For a demonstration with the professor we used the internet version of Omegle and in a split second we were connected to a stranger who said she was a 21-year-old woman. In seconds she was telling us to look her up on another anonymous app kik. There, we find a pic of her, or who she says she is and she tells us she's glad we texted and she's bored.
"So this seems innocent enough," we said to the professor.
"Probably not," Dr. Stansberry replied.
The next question, "I'm assuming this is going to go a different direction?"
"I imagine," stated the professor.
And then again in a matter of second she directs us to a third app, to see another pic. When we click on that, we get a pic of a half-naked woman in a t-shirt. And this is clearly heading down a different path.
So we asked Dr. Stansberry, "That conversation that happened so quickly what does that say that you?"
"It shows out how easy it is to first, go from site to site. So it's not enough to talk about one dangerous site, or dangers apps. It's not one location. It's that your phone and your computer and the web in general facilitates a lot of interactions. A lot of them are good. A lot of them are not," warned Dr. Stansberry.
In defense of Omegle on its homepage at the very bottom in small print is this warning: Parental control protections (such as computer hardware, software, or filtering services) are commercially available that may assist you in limiting access to material that is harmful to minors. And then they provide a link to some of the products available.
Bottom line according to Dr. Stansberry parents need to have a working relationship with their kids and the types of media their using before you just hand them a phone for the first time.
"It's a conduit into a massive amount of people.

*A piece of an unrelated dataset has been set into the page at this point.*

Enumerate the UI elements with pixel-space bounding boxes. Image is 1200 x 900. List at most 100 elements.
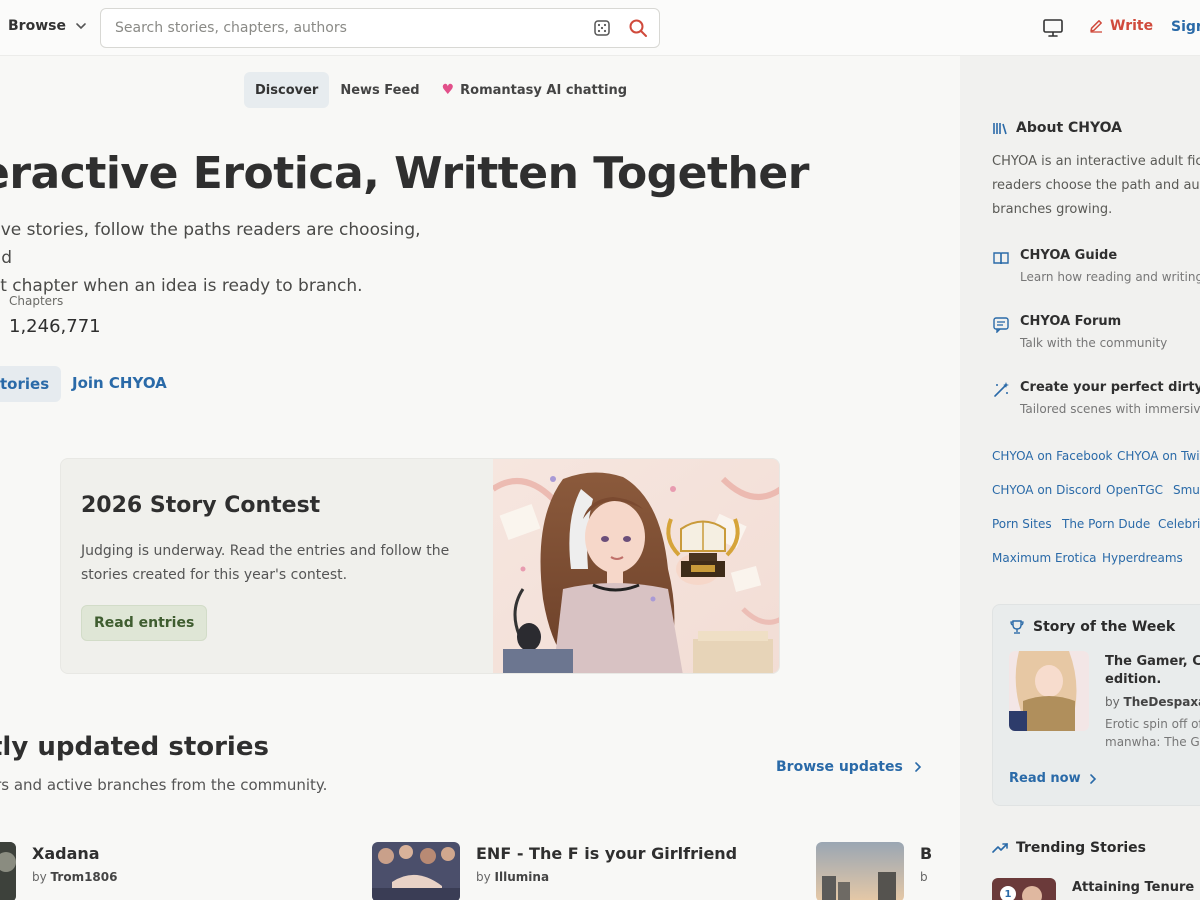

So just as you wouldn't, I don't know, send your kid into a crowded auditorium full of people and say 'ohh go make some friends' and not monitor them, you can't do that with a phone either," she explained.
According to Dr. Stansberry there are two devices and apps parents can use for protection. First parental controls:
"Parental control tend to be more related to maybe making things not available or you can, there are apps, so you can have the phone shut off or you can only use apps for a certain amount of time," the professor said.
And there are things called nanny controls:
"If a child downloads a new app, maybe you can get a ping on your phone or an alert. So you are actually connecting your phone or your technology with your child's."
The apps and the kids are getting smarter, and parents have to try and keep up.